Claims 9, 14, 15, 22, 40, 41, 45, and 46 were rejected by the tribunals of the Patent Office on the ground that they were indefinite and broader than appellant's invention. In so holding, the Primary Examiner pointed out that those claims were sufficiently broad "to cover an alloy having a negligible amount of nickel-cobalt and any amount of an ingredient which renders the nickel-cobalt forgeable," and that no basis for such claims is contained in appellant's specification. He further stated that claims to an alloy should specifically state the percentages of the cobalt-nickel composition as well as the percentages of other ingredients, because, he said, "it is well-known small changes in percentages of the ingredients often produce alloys of totally different characteristics." In support of his views, the Examiner cited the decisions of this court in the cases of In re Daniel Gray et al., 53 F.2d 520, 19 C.C.P.A., Patents, 745; In re Lowry, 74 F.2d 303, 22 C.C.P.A., Patents, 838.

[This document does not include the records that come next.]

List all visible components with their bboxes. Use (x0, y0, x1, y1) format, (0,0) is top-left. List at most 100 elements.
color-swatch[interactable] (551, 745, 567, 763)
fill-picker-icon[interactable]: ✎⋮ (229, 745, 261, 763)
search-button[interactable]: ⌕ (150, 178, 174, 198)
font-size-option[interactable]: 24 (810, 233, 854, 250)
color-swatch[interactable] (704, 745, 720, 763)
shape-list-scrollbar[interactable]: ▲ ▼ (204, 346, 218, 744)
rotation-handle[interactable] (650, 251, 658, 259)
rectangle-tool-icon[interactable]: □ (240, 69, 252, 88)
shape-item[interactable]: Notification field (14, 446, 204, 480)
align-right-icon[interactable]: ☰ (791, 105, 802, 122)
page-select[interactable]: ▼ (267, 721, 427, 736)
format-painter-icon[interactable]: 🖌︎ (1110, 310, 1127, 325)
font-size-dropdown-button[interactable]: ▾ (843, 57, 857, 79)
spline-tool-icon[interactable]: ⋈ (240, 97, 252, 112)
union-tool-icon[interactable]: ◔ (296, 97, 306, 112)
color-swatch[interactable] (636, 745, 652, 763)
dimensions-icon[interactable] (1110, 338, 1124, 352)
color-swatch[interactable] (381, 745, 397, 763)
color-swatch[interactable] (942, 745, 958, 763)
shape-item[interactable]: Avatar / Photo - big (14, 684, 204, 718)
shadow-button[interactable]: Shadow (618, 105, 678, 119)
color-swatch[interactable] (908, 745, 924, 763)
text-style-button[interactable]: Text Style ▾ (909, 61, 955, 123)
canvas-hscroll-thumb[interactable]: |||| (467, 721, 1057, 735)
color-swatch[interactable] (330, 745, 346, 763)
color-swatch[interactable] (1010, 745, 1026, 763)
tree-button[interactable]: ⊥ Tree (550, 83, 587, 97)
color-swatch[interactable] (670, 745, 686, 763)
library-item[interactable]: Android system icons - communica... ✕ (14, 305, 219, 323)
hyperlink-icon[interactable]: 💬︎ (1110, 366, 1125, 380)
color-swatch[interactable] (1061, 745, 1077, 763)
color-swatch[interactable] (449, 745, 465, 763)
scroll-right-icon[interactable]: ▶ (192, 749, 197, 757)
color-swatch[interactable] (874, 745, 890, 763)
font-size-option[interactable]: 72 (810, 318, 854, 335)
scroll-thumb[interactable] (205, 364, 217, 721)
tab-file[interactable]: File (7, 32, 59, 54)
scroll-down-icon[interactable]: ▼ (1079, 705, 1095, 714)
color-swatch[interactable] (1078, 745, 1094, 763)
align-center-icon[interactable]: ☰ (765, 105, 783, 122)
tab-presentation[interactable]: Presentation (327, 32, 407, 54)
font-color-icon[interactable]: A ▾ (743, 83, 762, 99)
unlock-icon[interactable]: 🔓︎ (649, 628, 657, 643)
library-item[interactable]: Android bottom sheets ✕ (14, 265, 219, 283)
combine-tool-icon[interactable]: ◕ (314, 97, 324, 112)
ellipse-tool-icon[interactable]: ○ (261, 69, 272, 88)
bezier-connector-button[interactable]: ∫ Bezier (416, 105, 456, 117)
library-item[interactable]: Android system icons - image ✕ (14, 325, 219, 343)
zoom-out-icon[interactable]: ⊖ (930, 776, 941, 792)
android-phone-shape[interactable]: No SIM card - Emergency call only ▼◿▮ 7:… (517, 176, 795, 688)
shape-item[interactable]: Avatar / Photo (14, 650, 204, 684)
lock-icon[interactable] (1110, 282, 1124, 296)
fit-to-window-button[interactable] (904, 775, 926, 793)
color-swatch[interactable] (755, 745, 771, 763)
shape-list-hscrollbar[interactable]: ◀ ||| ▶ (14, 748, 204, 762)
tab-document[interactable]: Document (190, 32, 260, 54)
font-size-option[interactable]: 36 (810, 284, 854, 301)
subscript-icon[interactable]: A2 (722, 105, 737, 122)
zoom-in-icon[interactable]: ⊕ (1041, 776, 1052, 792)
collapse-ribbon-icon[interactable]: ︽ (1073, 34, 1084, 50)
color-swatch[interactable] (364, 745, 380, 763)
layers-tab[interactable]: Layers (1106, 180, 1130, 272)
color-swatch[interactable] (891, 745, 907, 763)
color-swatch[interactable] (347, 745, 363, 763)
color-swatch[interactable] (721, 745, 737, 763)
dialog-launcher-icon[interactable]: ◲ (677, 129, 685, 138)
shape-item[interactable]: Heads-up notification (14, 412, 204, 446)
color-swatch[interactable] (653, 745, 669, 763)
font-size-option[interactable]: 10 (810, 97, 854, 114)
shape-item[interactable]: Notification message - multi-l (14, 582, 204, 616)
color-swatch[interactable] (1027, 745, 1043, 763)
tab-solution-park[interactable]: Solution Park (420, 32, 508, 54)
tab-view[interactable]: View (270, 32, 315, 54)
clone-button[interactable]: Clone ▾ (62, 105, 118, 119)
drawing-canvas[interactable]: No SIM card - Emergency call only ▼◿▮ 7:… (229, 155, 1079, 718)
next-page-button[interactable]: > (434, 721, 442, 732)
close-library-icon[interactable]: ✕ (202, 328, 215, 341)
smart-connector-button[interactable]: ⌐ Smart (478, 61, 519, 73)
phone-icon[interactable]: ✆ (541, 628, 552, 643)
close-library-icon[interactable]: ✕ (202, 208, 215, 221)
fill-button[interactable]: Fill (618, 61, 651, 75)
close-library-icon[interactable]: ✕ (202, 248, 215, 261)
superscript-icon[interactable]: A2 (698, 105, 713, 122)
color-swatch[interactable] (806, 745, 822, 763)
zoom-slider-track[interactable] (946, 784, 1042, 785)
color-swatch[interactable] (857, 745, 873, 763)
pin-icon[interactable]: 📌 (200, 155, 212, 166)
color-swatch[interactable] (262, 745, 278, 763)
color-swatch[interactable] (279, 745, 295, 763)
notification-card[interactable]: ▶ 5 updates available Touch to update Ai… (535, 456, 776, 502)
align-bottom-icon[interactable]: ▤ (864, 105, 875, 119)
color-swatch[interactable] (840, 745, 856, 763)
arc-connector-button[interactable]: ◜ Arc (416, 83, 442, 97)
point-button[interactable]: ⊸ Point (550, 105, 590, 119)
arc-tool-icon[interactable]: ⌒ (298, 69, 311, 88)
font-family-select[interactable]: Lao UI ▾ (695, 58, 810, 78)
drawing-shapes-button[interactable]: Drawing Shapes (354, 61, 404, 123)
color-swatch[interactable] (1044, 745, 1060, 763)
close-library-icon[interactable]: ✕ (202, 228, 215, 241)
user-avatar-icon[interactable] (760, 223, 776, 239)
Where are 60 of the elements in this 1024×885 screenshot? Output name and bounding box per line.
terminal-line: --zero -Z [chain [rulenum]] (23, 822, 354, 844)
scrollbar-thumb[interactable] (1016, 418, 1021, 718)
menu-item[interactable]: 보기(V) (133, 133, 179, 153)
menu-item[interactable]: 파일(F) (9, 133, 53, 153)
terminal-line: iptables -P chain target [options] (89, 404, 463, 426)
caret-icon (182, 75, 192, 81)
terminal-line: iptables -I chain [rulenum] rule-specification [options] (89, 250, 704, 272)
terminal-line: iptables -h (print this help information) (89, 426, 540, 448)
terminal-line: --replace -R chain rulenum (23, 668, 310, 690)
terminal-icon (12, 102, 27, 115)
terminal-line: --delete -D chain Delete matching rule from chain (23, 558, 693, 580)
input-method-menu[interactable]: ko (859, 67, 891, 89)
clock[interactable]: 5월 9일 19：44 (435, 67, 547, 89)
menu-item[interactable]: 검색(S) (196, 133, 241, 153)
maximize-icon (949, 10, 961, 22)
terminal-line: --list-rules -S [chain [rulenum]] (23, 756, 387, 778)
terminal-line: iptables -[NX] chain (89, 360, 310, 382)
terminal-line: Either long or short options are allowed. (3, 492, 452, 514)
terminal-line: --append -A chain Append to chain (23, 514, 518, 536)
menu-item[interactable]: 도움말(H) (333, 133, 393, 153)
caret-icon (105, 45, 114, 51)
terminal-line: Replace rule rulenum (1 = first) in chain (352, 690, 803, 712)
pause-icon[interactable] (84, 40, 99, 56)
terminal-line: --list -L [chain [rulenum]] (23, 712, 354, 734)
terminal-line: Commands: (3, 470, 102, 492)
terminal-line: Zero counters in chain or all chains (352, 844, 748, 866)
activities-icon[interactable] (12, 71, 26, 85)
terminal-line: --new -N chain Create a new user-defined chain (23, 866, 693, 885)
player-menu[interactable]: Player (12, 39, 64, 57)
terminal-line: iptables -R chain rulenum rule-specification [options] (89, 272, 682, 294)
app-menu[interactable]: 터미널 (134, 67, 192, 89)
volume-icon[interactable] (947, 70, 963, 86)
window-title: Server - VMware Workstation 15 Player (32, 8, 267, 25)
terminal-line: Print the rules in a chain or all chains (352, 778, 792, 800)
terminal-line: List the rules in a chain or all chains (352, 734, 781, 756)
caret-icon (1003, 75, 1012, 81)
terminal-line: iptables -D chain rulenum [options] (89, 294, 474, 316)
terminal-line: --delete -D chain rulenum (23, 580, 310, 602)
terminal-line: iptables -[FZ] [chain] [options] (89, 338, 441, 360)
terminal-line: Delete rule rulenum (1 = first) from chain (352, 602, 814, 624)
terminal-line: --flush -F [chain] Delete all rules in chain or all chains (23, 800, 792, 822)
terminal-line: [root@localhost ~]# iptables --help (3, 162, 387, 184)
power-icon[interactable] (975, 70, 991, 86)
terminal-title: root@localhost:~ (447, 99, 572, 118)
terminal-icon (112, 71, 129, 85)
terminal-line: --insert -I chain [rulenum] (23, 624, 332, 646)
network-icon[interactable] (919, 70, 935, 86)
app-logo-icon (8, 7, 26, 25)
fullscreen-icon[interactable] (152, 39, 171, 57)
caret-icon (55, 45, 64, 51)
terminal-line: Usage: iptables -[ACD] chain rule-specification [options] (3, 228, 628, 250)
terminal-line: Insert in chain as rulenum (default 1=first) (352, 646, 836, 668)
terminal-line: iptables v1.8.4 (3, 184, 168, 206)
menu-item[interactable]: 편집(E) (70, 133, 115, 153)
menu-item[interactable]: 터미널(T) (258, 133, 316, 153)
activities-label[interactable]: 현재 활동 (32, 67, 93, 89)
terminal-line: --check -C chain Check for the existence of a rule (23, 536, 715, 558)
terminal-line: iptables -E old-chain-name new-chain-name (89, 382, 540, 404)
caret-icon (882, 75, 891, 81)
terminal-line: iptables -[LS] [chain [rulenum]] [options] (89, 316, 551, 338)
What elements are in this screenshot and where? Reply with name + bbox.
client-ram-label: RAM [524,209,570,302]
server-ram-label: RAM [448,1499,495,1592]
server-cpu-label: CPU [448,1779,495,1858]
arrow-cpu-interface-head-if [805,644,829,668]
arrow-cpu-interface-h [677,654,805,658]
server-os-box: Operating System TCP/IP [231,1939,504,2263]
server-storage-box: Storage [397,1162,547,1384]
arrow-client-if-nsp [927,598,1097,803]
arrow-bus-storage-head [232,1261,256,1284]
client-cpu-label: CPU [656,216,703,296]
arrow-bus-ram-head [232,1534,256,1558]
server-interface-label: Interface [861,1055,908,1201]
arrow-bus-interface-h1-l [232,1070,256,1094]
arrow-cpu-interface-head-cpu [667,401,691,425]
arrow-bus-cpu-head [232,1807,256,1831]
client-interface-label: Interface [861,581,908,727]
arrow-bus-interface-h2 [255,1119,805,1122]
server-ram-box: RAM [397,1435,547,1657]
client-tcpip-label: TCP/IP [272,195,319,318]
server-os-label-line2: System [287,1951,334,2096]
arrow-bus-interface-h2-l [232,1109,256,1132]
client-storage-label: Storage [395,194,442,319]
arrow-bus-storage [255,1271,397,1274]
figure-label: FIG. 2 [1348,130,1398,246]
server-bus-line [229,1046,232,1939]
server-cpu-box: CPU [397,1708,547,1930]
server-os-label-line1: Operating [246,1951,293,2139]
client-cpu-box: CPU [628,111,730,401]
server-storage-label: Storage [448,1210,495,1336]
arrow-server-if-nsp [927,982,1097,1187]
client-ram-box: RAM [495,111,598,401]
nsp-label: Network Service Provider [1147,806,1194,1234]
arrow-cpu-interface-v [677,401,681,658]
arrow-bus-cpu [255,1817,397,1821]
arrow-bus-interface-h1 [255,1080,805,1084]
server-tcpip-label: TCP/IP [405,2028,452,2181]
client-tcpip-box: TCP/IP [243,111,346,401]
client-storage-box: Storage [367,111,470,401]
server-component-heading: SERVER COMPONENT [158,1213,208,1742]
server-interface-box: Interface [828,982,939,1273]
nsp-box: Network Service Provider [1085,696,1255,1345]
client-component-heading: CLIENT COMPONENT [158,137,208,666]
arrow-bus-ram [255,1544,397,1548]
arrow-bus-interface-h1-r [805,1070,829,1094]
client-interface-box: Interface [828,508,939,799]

We have carefully examined each of those claims in view of the arguments presented by counsel for appellant in support of their contention that the claims were improperly rejected. We are of opinion, however, for the reasons stated by the Primary Examiner, in view of the authorities cited, that those claims were properly rejected as being indefinite and broader than appellant's invention.

Although, as amended, appellant's application contains the statement that, "Where the expression `cobalt-nickel' occurs in the claims," it signifies that the "proportion" of those substances "lies within the limits" of "95 to 5% nickel and 5 to 95% cobalt," and that where the claims state that the alloy of which the thermionic cathodes are composed comprises particular elements, it should be understood that no other substances are present in an amount that will substantially affect the properties of the alloy, such limitations are not contained in, and we cannot read them into, the claims which were rejected as being indefinite and broader than appellant's invention. In re Lowry, supra.

For the reasons stated, the decision of the Board of Appeals is modified, being reversed as to claims 20, 35, 36, 37, 38, and 39, and in all other respects affirmed.

Modified.

GRAHAM, the late Presiding Judge, sat during the argument of this case, but died before the opinion was prepared.